Вот Александр, на что уж был велик,
Звезда ему высокая сияла,
Но принял яд и умер в тот же миг;
Царь Альфазар был свергнут с пьедестала,
С вершины славы, — так я поступала!
Авессалом надеялся спроста,
Что убежит, — да только прыть не та -
Я беглеца за волосы схватила;
И Олоферна я же усыпила,
И был Юдифью обезглавлен он…
Так что же ты клянешь меня, мой милый?
Тебе ли на Судьбу роптать, Вийон!
 
   Таким образом, перечислив знаменитые примеры языческой и библейской истории, снабдив перечень несправедливых кар, низводящих сильных мира сего до уровня несчастного поэта, троекратно повторенным советом, который в равной мере является и уроком стоицизма, и уроком христианского смирения, Судьба внезапно с яростью напоминает, что она всего лишь должница библейского Бога: без него она поступала бы еще более жестоко. То есть автор как бы обращает внимание на причастность Бога к творимому ею злу.
 
Знай, Франсуа, когда б имела силу,
Я б и тебя на части искрошила.
Когда б не Бог и не его закон,
Я б в этом мире только зло творила!
Так не ропщи же на Судьбу, Вийон [18] .
 
   Поэт достаточно хорошо запутал свои следы и мог не опасаться, что какой-нибудь дотошный богослов возьмет и отправит его за ересь на костер. Однако все поняли, что Судьба в данном случае — это Бог Вийона, не решавшегося утратить последнюю надежду.
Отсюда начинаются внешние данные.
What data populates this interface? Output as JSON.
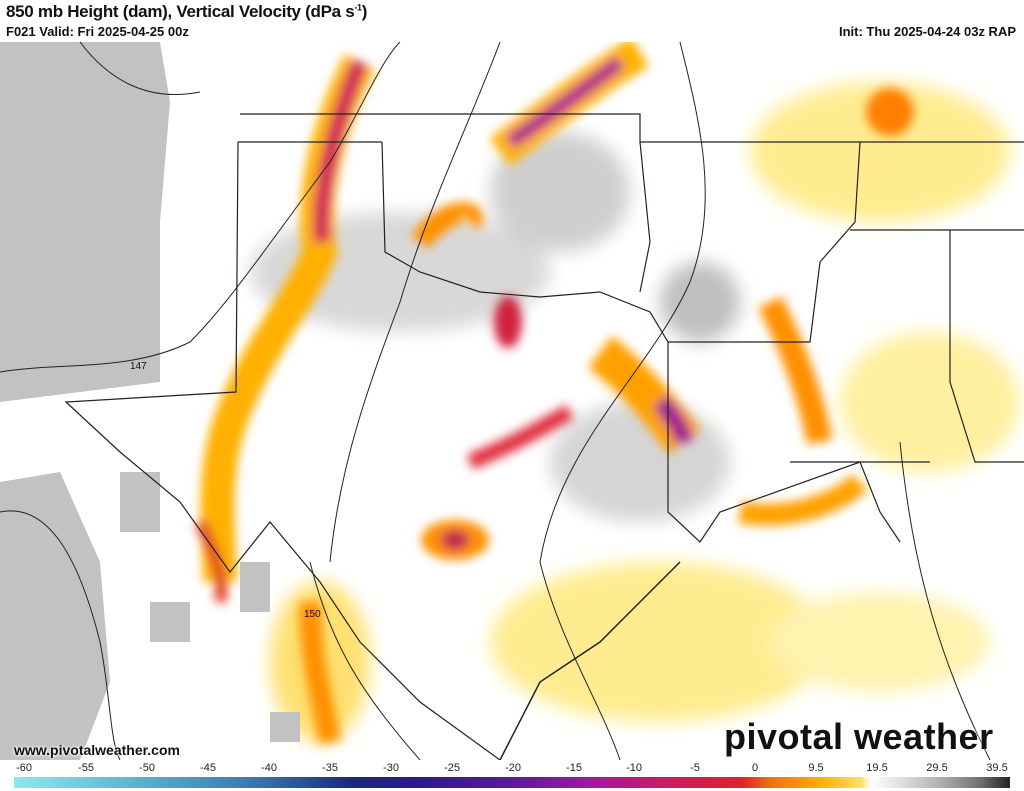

   Он отнюдь не был убежден в справедливости Всевышнего. И хорошо выразил свои мысли, вспомнив про святую когорту, которая отправилась в ад за Христом: этих князей неба трудно себе представить в адском пламени. Конечно же, им удалось избежать наказания. Привилегии существовали испокон веков. А когда речь заходит о вечности, то тут самая важная привилегия — это чтобы не припекало ягодицы.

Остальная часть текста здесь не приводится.